Hmmm.... what next to save the music industry?
iTunes, Spotify, Rhapsody, file-sharing, cherry picking tracks from an artist’s canon; everything changes so quickly. A CD is no longer an entity, a whole. It’s a selection box. Leave the Milky Way, choose the Snickers.
So the music megacorps are left searching for the Next Big Thing. The equivalent of Blu-ray, High Definition or 3D.
So, as they sit, wearing their button down collars, and staring archly out onto Soho Square, I bring good tidings. I have the answer.
We need to find another way to sell the same music to everyone all over again. Now it’s true, we will have to wait a year or so, until they’ve played the Beatles Remasters to death, but I promise you, they won’t be able to help themselves. They’ll buy it all again! Yes, I know. They already have the vinyl, cassette, CD, re-issued CD with ‘additional tracks’ and the remastered CD, but (trust me on this) we can squeeze another few dollars out of our highly respected consumers, yet one more time.

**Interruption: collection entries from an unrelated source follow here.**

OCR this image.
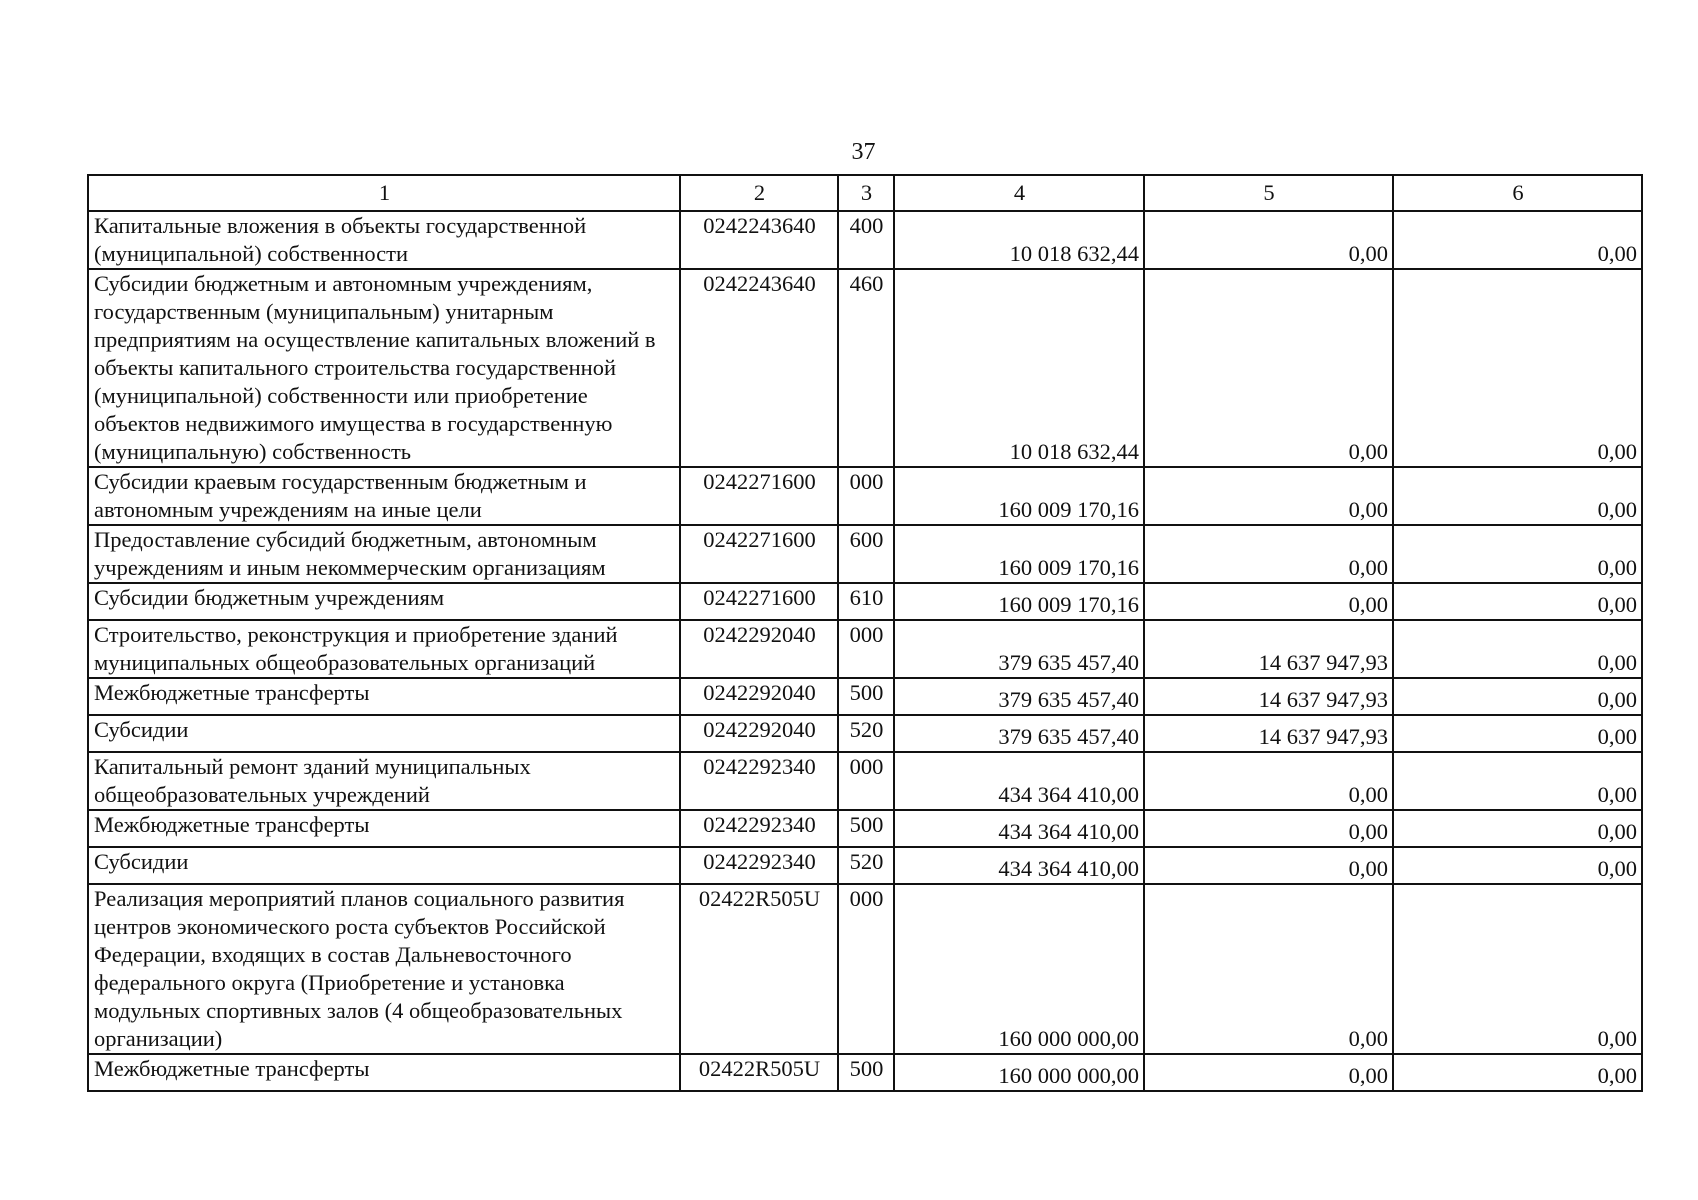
37
1	2	3	4	5	6
Капитальные вложения в объекты государственной (муниципальной) собственности	0242243640	400	10 018 632,44	0,00	0,00
Субсидии бюджетным и автономным учреждениям, государственным (муниципальным) унитарным предприятиям на осуществление капитальных вложений в объекты капитального строительства государственной (муниципальной) собственности или приобретение объектов недвижимого имущества в государственную (муниципальную) собственность	0242243640	460	10 018 632,44	0,00	0,00
Субсидии краевым государственным бюджетным и автономным учреждениям на иные цели	0242271600	000	160 009 170,16	0,00	0,00
Предоставление субсидий бюджетным, автономным учреждениям и иным некоммерческим организациям	0242271600	600	160 009 170,16	0,00	0,00
Субсидии бюджетным учреждениям	0242271600	610	160 009 170,16	0,00	0,00
Строительство, реконструкция и приобретение зданий муниципальных общеобразовательных организаций	0242292040	000	379 635 457,40	14 637 947,93	0,00
Межбюджетные трансферты	0242292040	500	379 635 457,40	14 637 947,93	0,00
Субсидии	0242292040	520	379 635 457,40	14 637 947,93	0,00
Капитальный ремонт зданий муниципальных общеобразовательных учреждений	0242292340	000	434 364 410,00	0,00	0,00
Межбюджетные трансферты	0242292340	500	434 364 410,00	0,00	0,00
Субсидии	0242292340	520	434 364 410,00	0,00	0,00
Реализация мероприятий планов социального развития центров экономического роста субъектов Российской Федерации, входящих в состав Дальневосточного федерального округа (Приобретение и установка модульных спортивных залов (4 общеобразовательных организации)	02422R505U	000	160 000 000,00	0,00	0,00
Межбюджетные трансферты	02422R505U	500	160 000 000,00	0,00	0,00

Market an album, enable the option of receiving the full eight track recordings of (for example) Abbey Road from the original mix, sell simple ‘home studio’ software and give the consumer the ability to remix individual songs. These home studios are already easily available from musical instrument or computer stores, and equally easy to use.
Let the customer choose to drop the gospel choir, or bring the bass to the front of the mix. Let them double up the harmonies, but lose that irritating snare.

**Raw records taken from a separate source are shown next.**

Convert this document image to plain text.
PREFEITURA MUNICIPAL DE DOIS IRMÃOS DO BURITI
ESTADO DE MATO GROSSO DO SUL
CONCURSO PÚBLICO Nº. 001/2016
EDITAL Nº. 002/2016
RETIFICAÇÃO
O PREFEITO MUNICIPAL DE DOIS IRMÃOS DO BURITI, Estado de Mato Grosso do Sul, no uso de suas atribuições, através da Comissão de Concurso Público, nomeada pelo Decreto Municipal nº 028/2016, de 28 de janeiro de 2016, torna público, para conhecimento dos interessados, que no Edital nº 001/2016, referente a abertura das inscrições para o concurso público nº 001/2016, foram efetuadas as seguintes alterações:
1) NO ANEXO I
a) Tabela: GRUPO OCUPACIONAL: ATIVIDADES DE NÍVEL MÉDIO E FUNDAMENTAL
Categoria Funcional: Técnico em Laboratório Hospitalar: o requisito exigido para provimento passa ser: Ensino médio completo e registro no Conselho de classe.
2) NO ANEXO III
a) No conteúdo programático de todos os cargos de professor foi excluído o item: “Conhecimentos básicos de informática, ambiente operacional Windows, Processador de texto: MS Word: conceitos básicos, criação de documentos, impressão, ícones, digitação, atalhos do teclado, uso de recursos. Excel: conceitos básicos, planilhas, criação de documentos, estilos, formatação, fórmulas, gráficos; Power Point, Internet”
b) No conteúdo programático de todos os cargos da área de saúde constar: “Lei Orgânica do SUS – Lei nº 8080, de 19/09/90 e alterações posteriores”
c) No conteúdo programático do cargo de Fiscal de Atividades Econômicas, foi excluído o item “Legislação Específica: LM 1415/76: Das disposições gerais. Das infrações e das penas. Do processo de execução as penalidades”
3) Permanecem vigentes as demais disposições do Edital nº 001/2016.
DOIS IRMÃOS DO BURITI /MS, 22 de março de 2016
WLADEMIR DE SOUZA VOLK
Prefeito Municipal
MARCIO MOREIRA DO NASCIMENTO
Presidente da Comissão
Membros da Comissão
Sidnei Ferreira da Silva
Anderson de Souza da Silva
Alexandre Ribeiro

The big market for our new innovation is, happily, back catalogues. The ‘re-buyer’ may not have much zeal for re-working Susan Boyle’s album, but finally we can offer the opportunity to fix Richard Carpenter’s over-elaborate Las Vegas productions that so often distract from Karen’s exquisite vocals. Hooray, we can sell them the Bee Gees and they can drop Barry’s falsetto!
Let’s all gather together and see if we can do a better job than Phil Spector on Let It Be. What would Bridge Over Troubled Water sound like if pared back to basics?
The more enthusiastic and experienced can mash, mix, chop, and indeed, change. Neneh Cherry mashed into Cliff Richard; Cheryl Cole with Marvin Gaye. Everything is possible.
Music will become a new adventure of endless listening possibilities. Get over-familiar with a favourite track – re-mix it with a few clicks of your mouse.
So, let’s give it a year or so, and we can sell them the same old stuff yet one more time.
There. I’ve just saved the music industry. See you at the launch?